These two little gems were discovered as a pair in a Roman military encampment near the Danube River, dated to 1st-3rd Century AD. What blows me away is that they look *exactly* like modern ones, right down to the layout of the pips. We’ve been using the exact same design since at least then. In fact, the Romans gave us the word “die”, at least in that context. They’re surprisingly small, you could fit them both on a nickel, with a little room left over.
They are made from animal bone, although I have no idea what type. There’s a little bit of matrix (read: dirt) still embedded in the pips.
They were found as a pair, but the one on the right is about 10% smaller.
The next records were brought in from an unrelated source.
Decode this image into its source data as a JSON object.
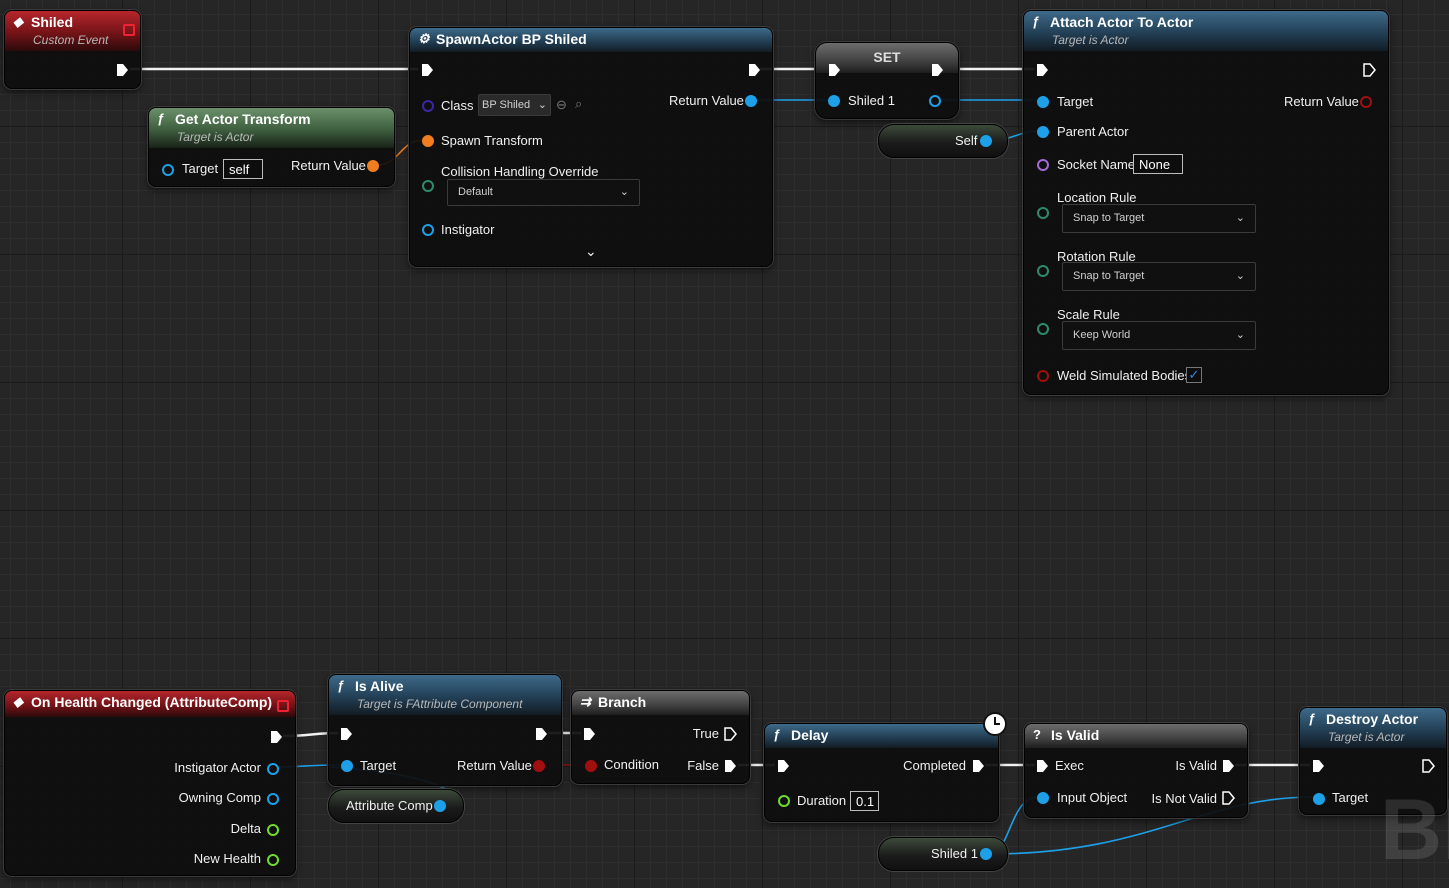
{
  "shiled_event": {
    "title": "Shiled",
    "subtitle": "Custom Event"
  },
  "get_actor_transform": {
    "title": "Get Actor Transform",
    "subtitle": "Target is Actor",
    "target_label": "Target",
    "target_value": "self",
    "return_label": "Return Value"
  },
  "spawn_actor": {
    "title": "SpawnActor BP Shiled",
    "class_label": "Class",
    "class_value": "BP Shiled",
    "spawn_transform_label": "Spawn Transform",
    "collision_label": "Collision Handling Override",
    "collision_value": "Default",
    "instigator_label": "Instigator",
    "return_label": "Return Value"
  },
  "set_node": {
    "title": "SET",
    "var_label": "Shiled 1"
  },
  "self_node": {
    "label": "Self"
  },
  "attach_node": {
    "title": "Attach Actor To Actor",
    "subtitle": "Target is Actor",
    "target_label": "Target",
    "return_label": "Return Value",
    "parent_label": "Parent Actor",
    "socket_label": "Socket Name",
    "socket_value": "None",
    "location_label": "Location Rule",
    "location_value": "Snap to Target",
    "rotation_label": "Rotation Rule",
    "rotation_value": "Snap to Target",
    "scale_label": "Scale Rule",
    "scale_value": "Keep World",
    "weld_label": "Weld Simulated Bodies",
    "weld_checked": true
  },
  "health_event": {
    "title": "On Health Changed (AttributeComp)",
    "pins": [
      "Instigator Actor",
      "Owning Comp",
      "Delta",
      "New Health"
    ]
  },
  "is_alive": {
    "title": "Is Alive",
    "subtitle": "Target is FAttribute Component",
    "target_label": "Target",
    "return_label": "Return Value"
  },
  "attribute_comp": {
    "label": "Attribute Comp"
  },
  "branch": {
    "title": "Branch",
    "condition_label": "Condition",
    "true_label": "True",
    "false_label": "False"
  },
  "delay": {
    "title": "Delay",
    "completed_label": "Completed",
    "duration_label": "Duration",
    "duration_value": "0.1"
  },
  "is_valid": {
    "title": "Is Valid",
    "exec_label": "Exec",
    "input_label": "Input Object",
    "valid_label": "Is Valid",
    "not_valid_label": "Is Not Valid"
  },
  "shiled_var": {
    "label": "Shiled 1"
  },
  "destroy_actor": {
    "title": "Destroy Actor",
    "subtitle": "Target is Actor",
    "target_label": "Target"
  },
  "watermark": {
    "text": "BL"
  }
}
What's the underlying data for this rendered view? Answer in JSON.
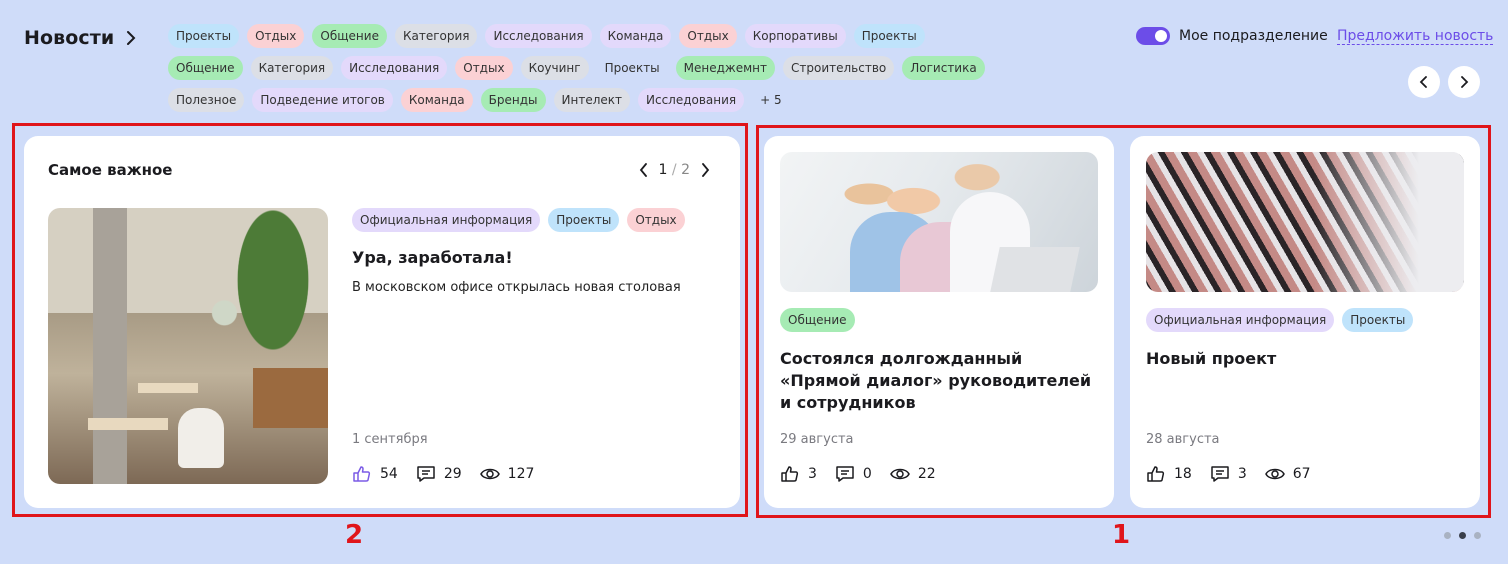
{
  "header": {
    "title": "Новости",
    "toggle_label": "Мое подразделение",
    "suggest_link": "Предложить новость"
  },
  "filter_tags": [
    {
      "label": "Проекты",
      "color": "blue"
    },
    {
      "label": "Отдых",
      "color": "pink"
    },
    {
      "label": "Общение",
      "color": "green"
    },
    {
      "label": "Категория",
      "color": "gray"
    },
    {
      "label": "Исследования",
      "color": "violet"
    },
    {
      "label": "Команда",
      "color": "violet"
    },
    {
      "label": "Отдых",
      "color": "pink"
    },
    {
      "label": "Корпоративы",
      "color": "violet"
    },
    {
      "label": "Проекты",
      "color": "blue"
    },
    {
      "label": "Общение",
      "color": "green"
    },
    {
      "label": "Категория",
      "color": "gray"
    },
    {
      "label": "Исследования",
      "color": "violet"
    },
    {
      "label": "Отдых",
      "color": "pink"
    },
    {
      "label": "Коучинг",
      "color": "gray"
    },
    {
      "label": "Проекты",
      "color": "plain"
    },
    {
      "label": "Менеджемнт",
      "color": "green"
    },
    {
      "label": "Строительство",
      "color": "gray"
    },
    {
      "label": "Логистика",
      "color": "green"
    },
    {
      "label": "Полезное",
      "color": "gray"
    },
    {
      "label": "Подведение итогов",
      "color": "violet"
    },
    {
      "label": "Команда",
      "color": "pink"
    },
    {
      "label": "Бренды",
      "color": "green"
    },
    {
      "label": "Интелект",
      "color": "gray"
    },
    {
      "label": "Исследования",
      "color": "violet"
    },
    {
      "label": "+ 5",
      "color": "plain"
    }
  ],
  "featured": {
    "heading": "Самое важное",
    "pager": {
      "current": "1",
      "separator": "/",
      "total": "2"
    },
    "tags": [
      {
        "label": "Официальная информация",
        "color": "violet"
      },
      {
        "label": "Проекты",
        "color": "blue"
      },
      {
        "label": "Отдых",
        "color": "pink"
      }
    ],
    "title": "Ура, заработала!",
    "description": "В московском офисе открылась новая столовая",
    "date": "1 сентября",
    "likes": "54",
    "comments": "29",
    "views": "127"
  },
  "news": [
    {
      "tags": [
        {
          "label": "Общение",
          "color": "green"
        }
      ],
      "title": "Состоялся долгожданный «Прямой диалог» руководителей и сотрудников",
      "date": "29 августа",
      "likes": "3",
      "comments": "0",
      "views": "22"
    },
    {
      "tags": [
        {
          "label": "Официальная информация",
          "color": "violet"
        },
        {
          "label": "Проекты",
          "color": "blue"
        }
      ],
      "title": "Новый проект",
      "date": "28 августа",
      "likes": "18",
      "comments": "3",
      "views": "67"
    }
  ],
  "annotations": {
    "left": "2",
    "right": "1"
  },
  "colors": {
    "accent": "#6c4de8",
    "annotation_red": "#e0151b",
    "background": "#cfdcf9"
  }
}
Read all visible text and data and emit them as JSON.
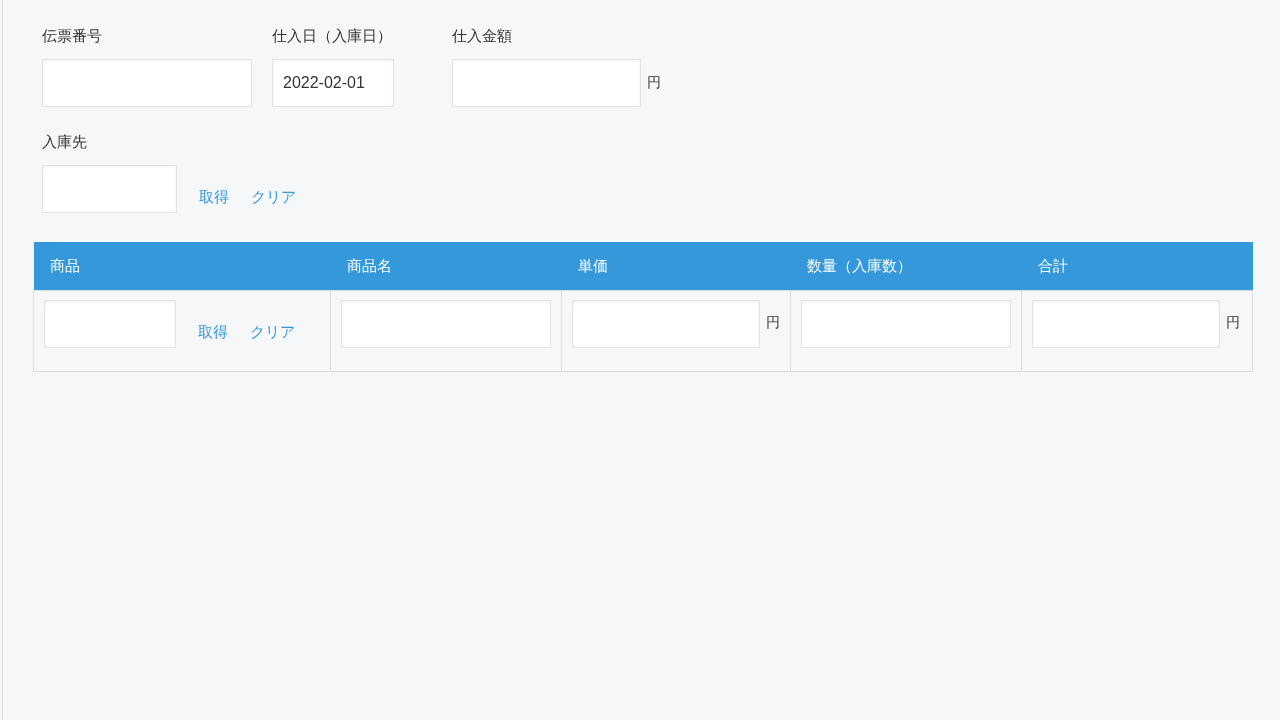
{
  "header_fields": [
    {
      "label": "伝票番号"
    },
    {
      "label": "仕入日（入庫日）",
      "value": "2022-02-01"
    },
    {
      "label": "仕入金額",
      "unit": "円"
    }
  ],
  "destination": {
    "label": "入庫先",
    "links": [
      "取得",
      "クリア"
    ]
  },
  "table": {
    "columns": [
      "商品",
      "商品名",
      "単価",
      "数量（入庫数）",
      "合計"
    ],
    "rows": [
      {
        "cells": [
          {
            "kind": "lookup",
            "links": [
              "取得",
              "クリア"
            ]
          },
          {
            "kind": "input"
          },
          {
            "kind": "input",
            "unit": "円"
          },
          {
            "kind": "input"
          },
          {
            "kind": "input",
            "unit": "円"
          }
        ]
      }
    ]
  }
}
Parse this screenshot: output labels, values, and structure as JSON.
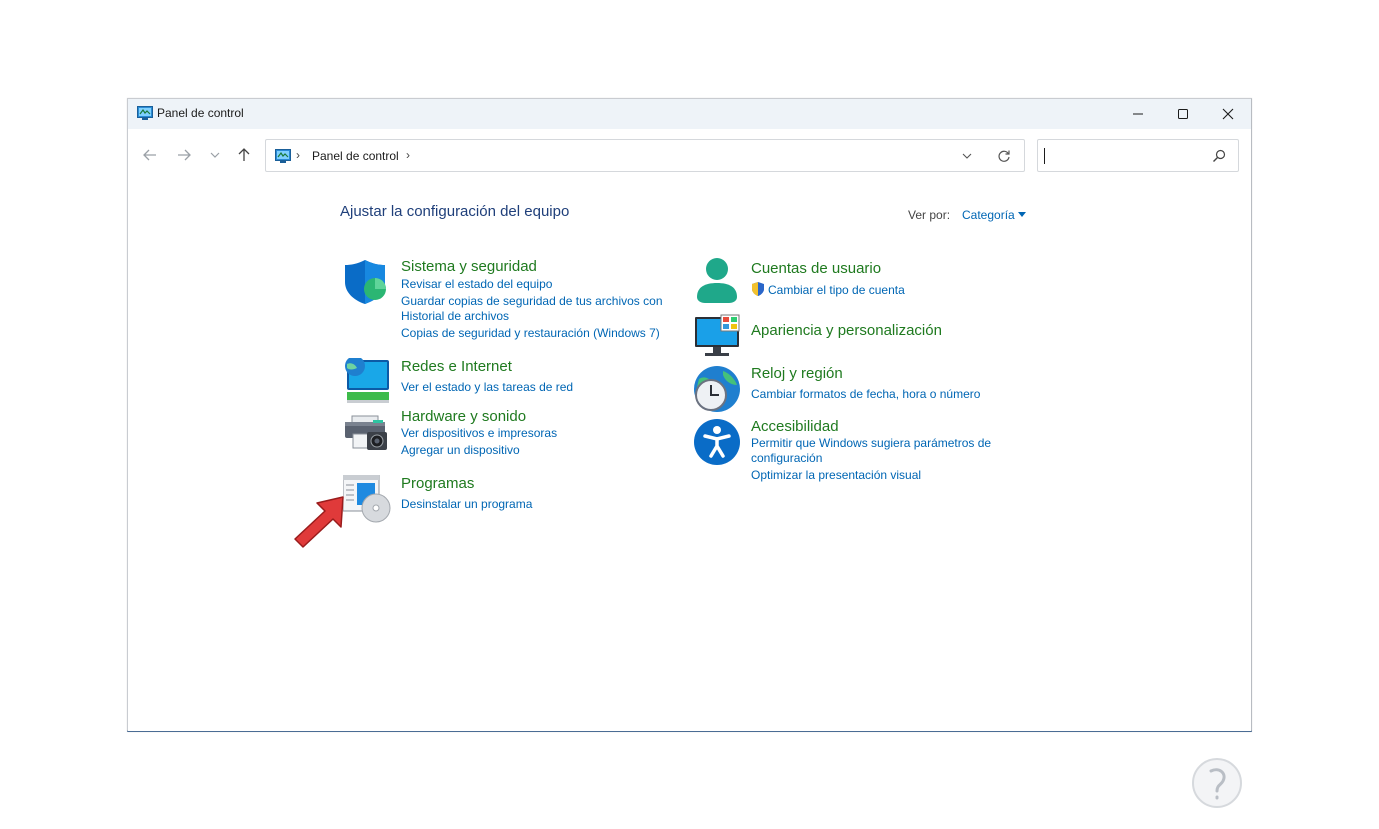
{
  "window": {
    "title": "Panel de control",
    "minimize_icon": "minimize-icon",
    "maximize_icon": "maximize-icon",
    "close_icon": "close-icon"
  },
  "navigation": {
    "breadcrumb": [
      "Panel de control"
    ],
    "search_placeholder": ""
  },
  "content": {
    "heading": "Ajustar la configuración del equipo",
    "view_by_label": "Ver por:",
    "view_by_value": "Categoría",
    "left_categories": [
      {
        "title": "Sistema y seguridad",
        "icon": "shield-icon",
        "links": [
          "Revisar el estado del equipo",
          "Guardar copias de seguridad de tus archivos con",
          "Historial de archivos",
          "Copias de seguridad y restauración (Windows 7)"
        ]
      },
      {
        "title": "Redes e Internet",
        "icon": "network-icon",
        "links": [
          "Ver el estado y las tareas de red"
        ]
      },
      {
        "title": "Hardware y sonido",
        "icon": "printer-icon",
        "links": [
          "Ver dispositivos e impresoras",
          "Agregar un dispositivo"
        ]
      },
      {
        "title": "Programas",
        "icon": "programs-icon",
        "links": [
          "Desinstalar un programa"
        ]
      }
    ],
    "right_categories": [
      {
        "title": "Cuentas de usuario",
        "icon": "user-icon",
        "links": [
          "Cambiar el tipo de cuenta"
        ]
      },
      {
        "title": "Apariencia y personalización",
        "icon": "monitor-icon",
        "links": []
      },
      {
        "title": "Reloj y región",
        "icon": "clock-globe-icon",
        "links": [
          "Cambiar formatos de fecha, hora o número"
        ]
      },
      {
        "title": "Accesibilidad",
        "icon": "accessibility-icon",
        "links": [
          "Permitir que Windows sugiera parámetros de",
          "configuración",
          "Optimizar la presentación visual"
        ]
      }
    ]
  },
  "colors": {
    "category_title": "#1f7a1f",
    "link": "#0066b4",
    "heading": "#1f3f7a",
    "annotation_arrow": "#e03a3a"
  }
}
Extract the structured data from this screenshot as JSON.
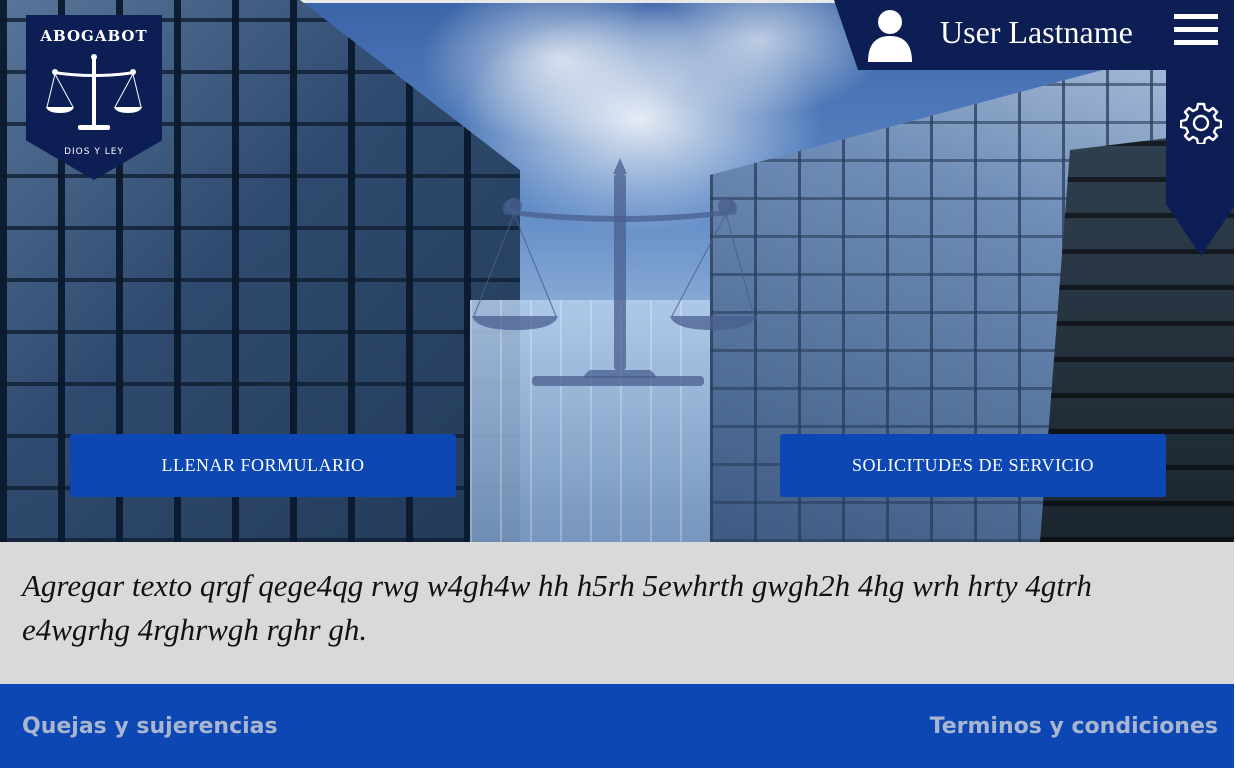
{
  "brand": {
    "name": "ABOGABOT",
    "motto": "DIOS Y LEY",
    "logo_icon": "scales-of-justice-icon"
  },
  "header": {
    "user_name": "User Lastname",
    "avatar_icon": "user-silhouette-icon",
    "menu_icon": "hamburger-menu-icon",
    "settings_icon": "gear-icon"
  },
  "hero": {
    "background": "glass skyscrapers against cloudy sky",
    "watermark_icon": "scales-of-justice-icon",
    "primary_button": "LLENAR FORMULARIO",
    "secondary_button": "SOLICITUDES DE SERVICIO"
  },
  "intro": {
    "text": "Agregar texto qrgf qege4qg rwg w4gh4w hh h5rh 5ewhrth gwgh2h 4hg wrh hrty 4gtrh e4wgrhg 4rghrwgh rghr gh."
  },
  "footer": {
    "left_link": "Quejas y sujerencias",
    "right_link": "Terminos y condiciones"
  },
  "colors": {
    "navy": "#0d1e55",
    "button_blue": "#0c47b3",
    "text_panel": "#d9d9d9",
    "footer_link": "#a9b6cf"
  }
}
The dealer that I bought these from had several others, but these were the nicest. When I show these to friends who are gamers, they flip out. It turns out, the romans also had D20, which the gamer friends are usually even more impressed with. I’m not a gamer though, so meh. If I’m rollin’ dice, there better be money involved.
The guy I bought these from also had a set of dice from the same era with two 4s. I dunno if it was supposed to be a trick die, or if it was for a different game that needed two 4s. Normally, I’d gravitate towards the more unusual object, but in this case, the normal set was abundantly spiffy on its own.
Apparently, it was quite common for dice from the period to be loaded. I’m sure most of them probably have small biases, just because they lacked the precision to make sure that every face is exactly the same size, perfectly flat, and with the center of gravity in the dead center. What I wouldn’t give for a set of genuinely loaded trick roman dice though. Hell, maybe these are, and I just don’t know it.